I was fortunate enough to clerk for two judges who were always gracious to counsel, though I am not unfamiliar with the idea of judges being mean to lawyers. What I found out of the ordinary in this case was that Scalia would take the occasion to chew out a first-time advocate when it was totally unnecessary. If he wanted to stop him from reading, Scalia could’ve done what he usually does: ask a question! The transcript shows that he asked about 18 questions. That would’ve been the easy way. No. Instead, Scalia went out of his way to demean the lawyer, for no purpose other than making him look unprepared.
And to what end? To deter him from reading? As soon as the first question was asked, the lawyer went off script and engaged in a colloquy. To make sure he doesn’t do it next time? For better or worse (I think latter), first-time advocates seldom get a return trip to One First Street. The Supreme Court Bar has, in recent years, monopolized arguments. Incidents like this will reaffirm this preference. Maybe Scalia was making sure everyone knew the rules? Like using a bazooka to swat a fly. The Federal Rules of Appellate Procedure, as well as the Supreme Court’s guide to oral argument strongly counsel against reading. Any first year law student who did a moot court knows not to read before any judge. I’m positive that someone mooted the lawyer, and would have told him not to read. But maybe this lawyer got nervous? Maybe he stumbled?
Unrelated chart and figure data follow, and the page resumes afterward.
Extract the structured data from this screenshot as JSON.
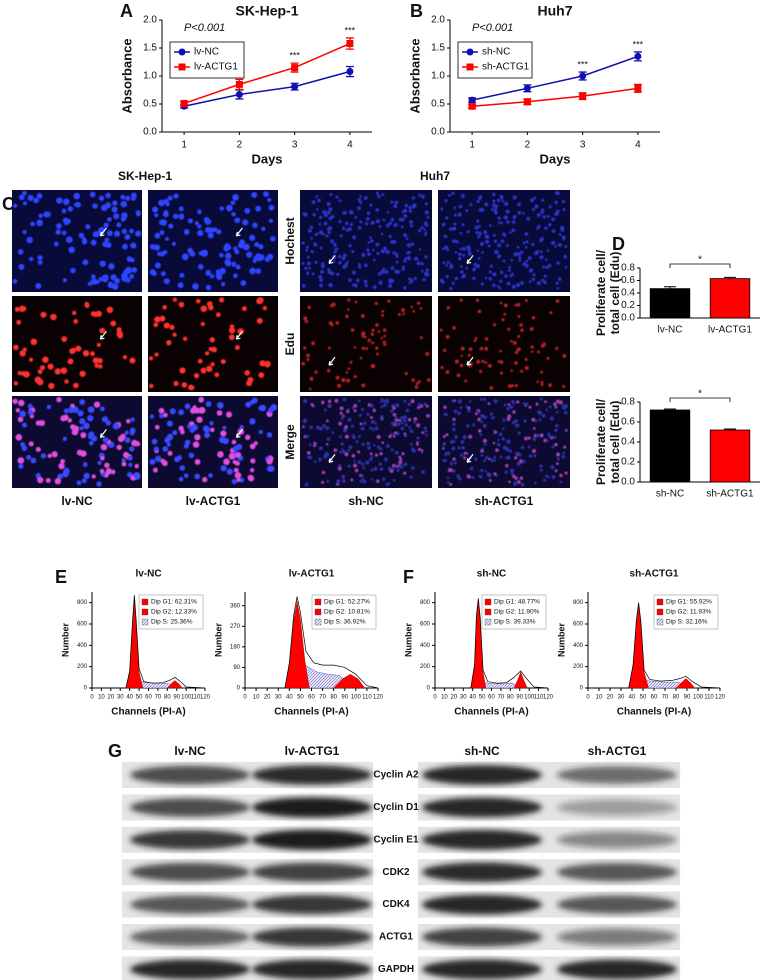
{
  "panel_labels": [
    "A",
    "B",
    "C",
    "D",
    "E",
    "F",
    "G"
  ],
  "chart_data": [
    {
      "type": "line",
      "title": "SK-Hep-1",
      "xlabel": "Days",
      "ylabel": "Absorbance",
      "p_value": "P<0.001",
      "legend": "upper left",
      "x": [
        1,
        2,
        3,
        4
      ],
      "xlim": [
        0.6,
        4.4
      ],
      "xticks": [
        1,
        2,
        3,
        4
      ],
      "ylim": [
        0,
        2
      ],
      "yticks": [
        {
          "value": 0,
          "label": "0.0"
        },
        {
          "value": 0.5,
          "label": "0.5"
        },
        {
          "value": 1,
          "label": "1.0"
        },
        {
          "value": 1.5,
          "label": "1.5"
        },
        {
          "value": 2,
          "label": "2.0"
        }
      ],
      "series": [
        {
          "name": "lv-NC",
          "color": "#1010b0",
          "marker": "circle",
          "values": [
            0.46,
            0.67,
            0.81,
            1.08
          ],
          "errors": [
            0.03,
            0.08,
            0.06,
            0.09
          ]
        },
        {
          "name": "lv-ACTG1",
          "color": "#ff0000",
          "marker": "square",
          "values": [
            0.51,
            0.85,
            1.15,
            1.58
          ],
          "errors": [
            0.03,
            0.09,
            0.08,
            0.1
          ]
        }
      ],
      "significance": [
        {
          "label": "***",
          "x": 3
        },
        {
          "label": "***",
          "x": 4
        }
      ]
    },
    {
      "type": "line",
      "title": "Huh7",
      "xlabel": "Days",
      "ylabel": "Absorbance",
      "p_value": "P<0.001",
      "legend": "upper left",
      "x": [
        1,
        2,
        3,
        4
      ],
      "xlim": [
        0.6,
        4.4
      ],
      "xticks": [
        1,
        2,
        3,
        4
      ],
      "ylim": [
        0,
        2
      ],
      "yticks": [
        {
          "value": 0,
          "label": "0.0"
        },
        {
          "value": 0.5,
          "label": "0.5"
        },
        {
          "value": 1,
          "label": "1.0"
        },
        {
          "value": 1.5,
          "label": "1.5"
        },
        {
          "value": 2,
          "label": "2.0"
        }
      ],
      "series": [
        {
          "name": "sh-NC",
          "color": "#1010b0",
          "marker": "circle",
          "values": [
            0.57,
            0.78,
            1.0,
            1.35
          ],
          "errors": [
            0.04,
            0.06,
            0.07,
            0.08
          ]
        },
        {
          "name": "sh-ACTG1",
          "color": "#ff0000",
          "marker": "square",
          "values": [
            0.46,
            0.54,
            0.64,
            0.78
          ],
          "errors": [
            0.03,
            0.05,
            0.06,
            0.07
          ]
        }
      ],
      "significance": [
        {
          "label": "***",
          "x": 3
        },
        {
          "label": "***",
          "x": 4
        }
      ]
    },
    {
      "type": "bar",
      "ylabel": [
        "Proliferate cell/",
        "total cell (Edu)"
      ],
      "categories": [
        "lv-NC",
        "lv-ACTG1"
      ],
      "values": [
        0.47,
        0.63
      ],
      "errors": [
        0.03,
        0.02
      ],
      "colors": [
        "#000000",
        "#ff0000"
      ],
      "ylim": [
        0,
        0.8
      ],
      "yticks": [
        {
          "value": 0,
          "label": "0.0"
        },
        {
          "value": 0.2,
          "label": "0.2"
        },
        {
          "value": 0.4,
          "label": "0.4"
        },
        {
          "value": 0.6,
          "label": "0.6"
        },
        {
          "value": 0.8,
          "label": "0.8"
        }
      ],
      "significance": "*"
    },
    {
      "type": "bar",
      "ylabel": [
        "Proliferate cell/",
        "total cell (Edu)"
      ],
      "categories": [
        "sh-NC",
        "sh-ACTG1"
      ],
      "values": [
        0.72,
        0.52
      ],
      "errors": [
        0.01,
        0.01
      ],
      "colors": [
        "#000000",
        "#ff0000"
      ],
      "ylim": [
        0,
        0.8
      ],
      "yticks": [
        {
          "value": 0,
          "label": "0.0"
        },
        {
          "value": 0.2,
          "label": "0.2"
        },
        {
          "value": 0.4,
          "label": "0.4"
        },
        {
          "value": 0.6,
          "label": "0.6"
        },
        {
          "value": 0.8,
          "label": "0.8"
        }
      ],
      "significance": "*"
    },
    {
      "type": "area",
      "title": "lv-NC",
      "xlabel": "Channels (PI-A)",
      "ylabel": "Number",
      "legend": "upper right",
      "xlim": [
        0,
        120
      ],
      "xticks": [
        0,
        10,
        20,
        30,
        40,
        50,
        60,
        70,
        80,
        90,
        100,
        110,
        120
      ],
      "ylim": [
        0,
        900
      ],
      "yticks": [
        0,
        200,
        400,
        600,
        800
      ],
      "series": [
        {
          "name": "Dip G1: 62.31%",
          "color": "#ff0000",
          "style": "fill",
          "x": [
            36,
            40,
            43,
            45,
            47,
            50,
            54
          ],
          "values": [
            0,
            150,
            600,
            850,
            600,
            150,
            0
          ]
        },
        {
          "name": "Dip G2: 12.33%",
          "color": "#ff0000",
          "style": "fill",
          "x": [
            80,
            84,
            88,
            92,
            96
          ],
          "values": [
            0,
            40,
            70,
            40,
            0
          ]
        },
        {
          "name": "Dip S: 25.36%",
          "color": "#3a3ab0",
          "style": "hatch",
          "x": [
            50,
            60,
            70,
            80,
            90
          ],
          "values": [
            60,
            50,
            45,
            45,
            0
          ]
        },
        {
          "color": "#000000",
          "style": "outline",
          "x": [
            20,
            36,
            40,
            43,
            45,
            47,
            50,
            55,
            65,
            75,
            82,
            88,
            94,
            100,
            120
          ],
          "values": [
            0,
            0,
            160,
            620,
            870,
            620,
            180,
            60,
            45,
            50,
            70,
            100,
            60,
            10,
            0
          ]
        }
      ]
    },
    {
      "type": "area",
      "title": "lv-ACTG1",
      "xlabel": "Channels (PI-A)",
      "ylabel": "Number",
      "legend": "upper right",
      "xlim": [
        0,
        120
      ],
      "xticks": [
        0,
        10,
        20,
        30,
        40,
        50,
        60,
        70,
        80,
        90,
        100,
        110,
        120
      ],
      "ylim": [
        0,
        420
      ],
      "yticks": [
        0,
        90,
        180,
        270,
        360
      ],
      "series": [
        {
          "name": "Dip G1: 52.27%",
          "color": "#ff0000",
          "style": "fill",
          "x": [
            36,
            40,
            44,
            47,
            50,
            54,
            58
          ],
          "values": [
            0,
            100,
            300,
            380,
            300,
            120,
            0
          ]
        },
        {
          "name": "Dip G2: 10.81%",
          "color": "#ff0000",
          "style": "fill",
          "x": [
            80,
            88,
            95,
            102,
            108
          ],
          "values": [
            0,
            40,
            60,
            40,
            0
          ]
        },
        {
          "name": "Dip S: 36.92%",
          "color": "#3a3ab0",
          "style": "hatch",
          "x": [
            54,
            65,
            75,
            85,
            100
          ],
          "values": [
            100,
            70,
            60,
            55,
            0
          ]
        },
        {
          "color": "#000000",
          "style": "outline",
          "x": [
            20,
            36,
            40,
            44,
            47,
            50,
            55,
            62,
            70,
            80,
            90,
            100,
            110,
            120
          ],
          "values": [
            0,
            0,
            110,
            320,
            400,
            330,
            160,
            110,
            100,
            100,
            90,
            60,
            10,
            0
          ]
        }
      ]
    },
    {
      "type": "area",
      "title": "sh-NC",
      "xlabel": "Channels (PI-A)",
      "ylabel": "Number",
      "legend": "upper right",
      "xlim": [
        0,
        120
      ],
      "xticks": [
        0,
        10,
        20,
        30,
        40,
        50,
        60,
        70,
        80,
        90,
        100,
        110,
        120
      ],
      "ylim": [
        0,
        900
      ],
      "yticks": [
        0,
        200,
        400,
        600,
        800
      ],
      "series": [
        {
          "name": "Dip G1: 48.77%",
          "color": "#ff0000",
          "style": "fill",
          "x": [
            38,
            42,
            44,
            46,
            48,
            51,
            54
          ],
          "values": [
            0,
            200,
            650,
            820,
            650,
            150,
            0
          ]
        },
        {
          "name": "Dip G2: 11.90%",
          "color": "#ff0000",
          "style": "fill",
          "x": [
            84,
            88,
            91,
            94,
            98
          ],
          "values": [
            0,
            80,
            150,
            80,
            0
          ]
        },
        {
          "name": "Dip S: 39.33%",
          "color": "#3a3ab0",
          "style": "hatch",
          "x": [
            52,
            62,
            72,
            82,
            92
          ],
          "values": [
            50,
            40,
            40,
            45,
            0
          ]
        },
        {
          "color": "#000000",
          "style": "outline",
          "x": [
            20,
            38,
            42,
            44,
            46,
            48,
            51,
            56,
            66,
            76,
            84,
            91,
            97,
            105,
            120
          ],
          "values": [
            0,
            0,
            220,
            680,
            840,
            660,
            170,
            60,
            45,
            50,
            100,
            160,
            90,
            10,
            0
          ]
        }
      ]
    },
    {
      "type": "area",
      "title": "sh-ACTG1",
      "xlabel": "Channels (PI-A)",
      "ylabel": "Number",
      "legend": "upper right",
      "xlim": [
        0,
        120
      ],
      "xticks": [
        0,
        10,
        20,
        30,
        40,
        50,
        60,
        70,
        80,
        90,
        100,
        110,
        120
      ],
      "ylim": [
        0,
        900
      ],
      "yticks": [
        0,
        200,
        400,
        600,
        800
      ],
      "series": [
        {
          "name": "Dip G1: 55.92%",
          "color": "#ff0000",
          "style": "fill",
          "x": [
            37,
            41,
            44,
            46,
            48,
            51,
            55
          ],
          "values": [
            0,
            200,
            600,
            780,
            600,
            150,
            0
          ]
        },
        {
          "name": "Dip G2: 11.93%",
          "color": "#ff0000",
          "style": "fill",
          "x": [
            80,
            85,
            89,
            93,
            97
          ],
          "values": [
            0,
            50,
            90,
            50,
            0
          ]
        },
        {
          "name": "Dip S: 32.16%",
          "color": "#3a3ab0",
          "style": "hatch",
          "x": [
            52,
            62,
            72,
            82,
            92
          ],
          "values": [
            70,
            60,
            55,
            55,
            0
          ]
        },
        {
          "color": "#000000",
          "style": "outline",
          "x": [
            20,
            37,
            41,
            44,
            46,
            48,
            51,
            56,
            66,
            76,
            84,
            89,
            95,
            103,
            120
          ],
          "values": [
            0,
            0,
            220,
            640,
            800,
            630,
            170,
            80,
            65,
            70,
            90,
            110,
            60,
            10,
            0
          ]
        }
      ]
    }
  ],
  "microscopy": {
    "titles": [
      "SK-Hep-1",
      "Huh7"
    ],
    "rows": [
      "Hochest",
      "Edu",
      "Merge"
    ],
    "columns": [
      "lv-NC",
      "lv-ACTG1",
      "sh-NC",
      "sh-ACTG1"
    ]
  },
  "western_blot": {
    "columns": [
      "lv-NC",
      "lv-ACTG1",
      "sh-NC",
      "sh-ACTG1"
    ],
    "rows": [
      "Cyclin A2",
      "Cyclin D1",
      "Cyclin E1",
      "CDK2",
      "CDK4",
      "ACTG1",
      "GAPDH"
    ]
  }
}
Maybe he was looking at his notes to refresh his memory but not reading from memory? (Again, I haven’t heard from anyone who actually saw him reading–the viewing angles are terrible in the chamber). Who knows. It happens. We’ve all made a mistake. Though, not usually before the Supreme Court (Remember Verilli choking before the 9–big no-no). And Scalia knows how to help an advocate. I was in the Court for McDonald v. Chicago when he counseled Alan Gura to slow down (before he outright rejected Alan’s arguments about the Privileges or Immunities clause). [Update: Scalia told Gura to slow down in Heller, not McDonald. My apologies, my memory failed me]. Did the lawyer do an effective job? Yeah. I thought on the merits his argument was decent, and he cornered the government on some pretty technical property issues. Should he have read from the lectern? Absolutely not.
Scalia is often a bully to the pulpit, though he should reserve his acrimony for arguments, not advocates.
In any event, I am glad that I have successfully incorporated the phrase “dick move” into legal discourse.